Australasian Dance Collective: Relic
UAP Foundry March 28
Originally postponed because of ex-tropical cyclone Alfred, the rescheduled opening night of Australian Dance Collective’s (ADC) site-specific work, Relic, was worth the wait, and a powerful start to the company’s 40th anniversary celebrations.
Relic is the third and final work in a three-part project created by Associate Artistic Director Jack Lister on the invitation, back in 2020, of Artistic Director Amy Hollingsworth. The three works were to be connected thematically, but would span different mediums, facilitating different ways for audiences to engage. Thus, a multi-award-winning tryptic of films, Still Life came first, followed by the Playhouse, QPAC proscenium stage performance of the short work of the same name in 2021. Relic, the final piece of the creative puzzle, is a site-specific, immersive dance theatre experience for the audience.
ADC collaborated with Urban Art Projects (UAP), an institution that facilitates the creation of art for the public realm, to realise Lister’s vision for Relic, situating the work inside the cavernous interior of the UAP Foundry.
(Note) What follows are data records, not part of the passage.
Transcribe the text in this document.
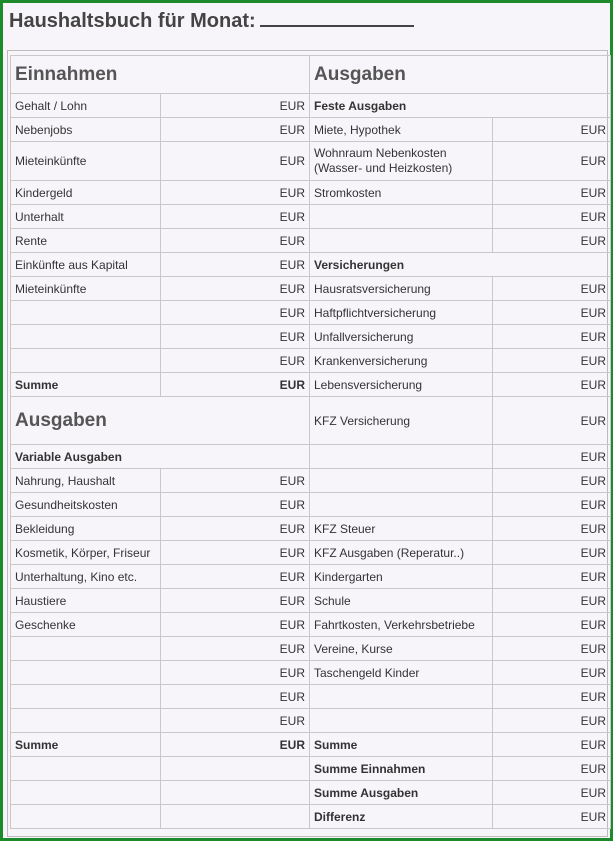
Haushaltsbuch für Monat:
Einnahmen		Ausgaben	
Gehalt / Lohn	EUR	Feste Ausgaben	
Nebenjobs	EUR	Miete, Hypothek	EUR
Mieteinkünfte	EUR	Wohnraum Nebenkosten (Wasser- und Heizkosten)	EUR
Kindergeld	EUR	Stromkosten	EUR
Unterhalt	EUR		EUR
Rente	EUR		EUR
Einkünfte aus Kapital	EUR	Versicherungen	
Mieteinkünfte	EUR	Hausratsversicherung	EUR
	EUR	Haftpflichtversicherung	EUR
	EUR	Unfallversicherung	EUR
	EUR	Krankenversicherung	EUR
Summe	EUR	Lebensversicherung	EUR
Ausgaben		KFZ Versicherung	EUR
Variable Ausgaben			EUR
Nahrung, Haushalt	EUR		EUR
Gesundheitskosten	EUR		EUR
Bekleidung	EUR	KFZ Steuer	EUR
Kosmetik, Körper, Friseur	EUR	KFZ Ausgaben (Reperatur..)	EUR
Unterhaltung, Kino etc.	EUR	Kindergarten	EUR
Haustiere	EUR	Schule	EUR
Geschenke	EUR	Fahrtkosten, Verkehrsbetriebe	EUR
	EUR	Vereine, Kurse	EUR
	EUR	Taschengeld Kinder	EUR
	EUR		EUR
	EUR		EUR
Summe	EUR	Summe	EUR
		Summe Einnahmen	EUR
		Summe Ausgaben	EUR
		Differenz	EUR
As in the previous two works, Lister explores themes of mortality through the symbolism of 16th and 17th century still life paintings and the memento mori movement. This time, however, these age-old notions of mortality are reimagined through a more youthful lens of the daring sport of motorcross.
I must confess to not being a fan of promenade works, where, unless clearly directed, the audience is free to wander around or within the performance. Genuine appreciation of a work can suffer, (especially when taller audience members position themselves in front of you), as can your feet if standing for an hour or more is required. However, in Relic the performance spaces were clearly indicated. The performance was therefore easy to follow, and coming in under 60 minutes, my feet remained unscathed.
The interior of the UAP Foundry is a huge rectangular space with a cathedral-high roof and concrete floor. There are three performance areas in a line along the space, the central one a slightly raised wooden platform surrounded on all four sides by billowing sheets of semi-transparent plastic curtaining. Sections of this are moved aside to reveal the interior space as the performance progresses.
Relic is visually compelling from its opening moments where Company Artist Sam Hall, as a kind of prophetic angel with a resplendent pair of jagged, diaphanous white ‘wings’ radiating from his back, introduces the idea of mortality – “memento mori” or “remember you must die.” Images traditionally associated with this haunting phrase are repeated throughout, including guttering candles carried on outstretched palms, plumes of smoke, and replacing the ubiquitous skull, the black motorcross helmet.
Costumes, designed by Company Artist Lily Potger, are an amalgam of the motorcross uniform of black pants and jacket, with the memento mori aesthetic. The lighting, realised by Wes Bluff and Claire Browning, clearly indicates the transition from one area of focus to the next. Often the dancers are lit from behind, keeping facial details in darkness but accentuating the shape of the movement.
And the movement is extraordinary. Moving from solo to duet and ensemble configurations, it is both brash and bold with an almost robotic construct, very gestural in parts, including more detailed vibrating and flicking of the hands.
The six artists, Lilly King, Taiga Kita-Leong, Georgia Van Gils, as well as Hall, Lister and Potger are their most powerful when together in the sections of unison. However, duets feature some edgy and challenging partnering work, including vertical overhead lifts, while a physically intense solo by the statuesque Kita-Leong was riveting.
The movement is underpinned by Louis Frere-Harvey’s percussive, sonorous score, its almost liturgical rhythms often sweeping the movement along in time.
Relic builds in pace towards its end. In an assault on all the senses, Kita-Leong, back-lit in blood red, beats the air with a chequered flag in sweeping arcs around the space. Joined by the remaining dancers wielding large white flags, the collective whirring and whipping was powerfully hypnotic.
A denouement of reflection is provided by Opera Queensland Soprano, Leanne Kenneally, resplendent in a long, dark blue, full-skirted gown, as, in haunting song, she is led through the space. A brutal segue to a soundtrack of racing motor bikes then sees dancers, at break-neck speed, dash through the audience to a finish line – the final lap!
Relic is a dense, multi-layered work that begs another viewing. Sadly, its short, but I believe packed season, finished on Sunday.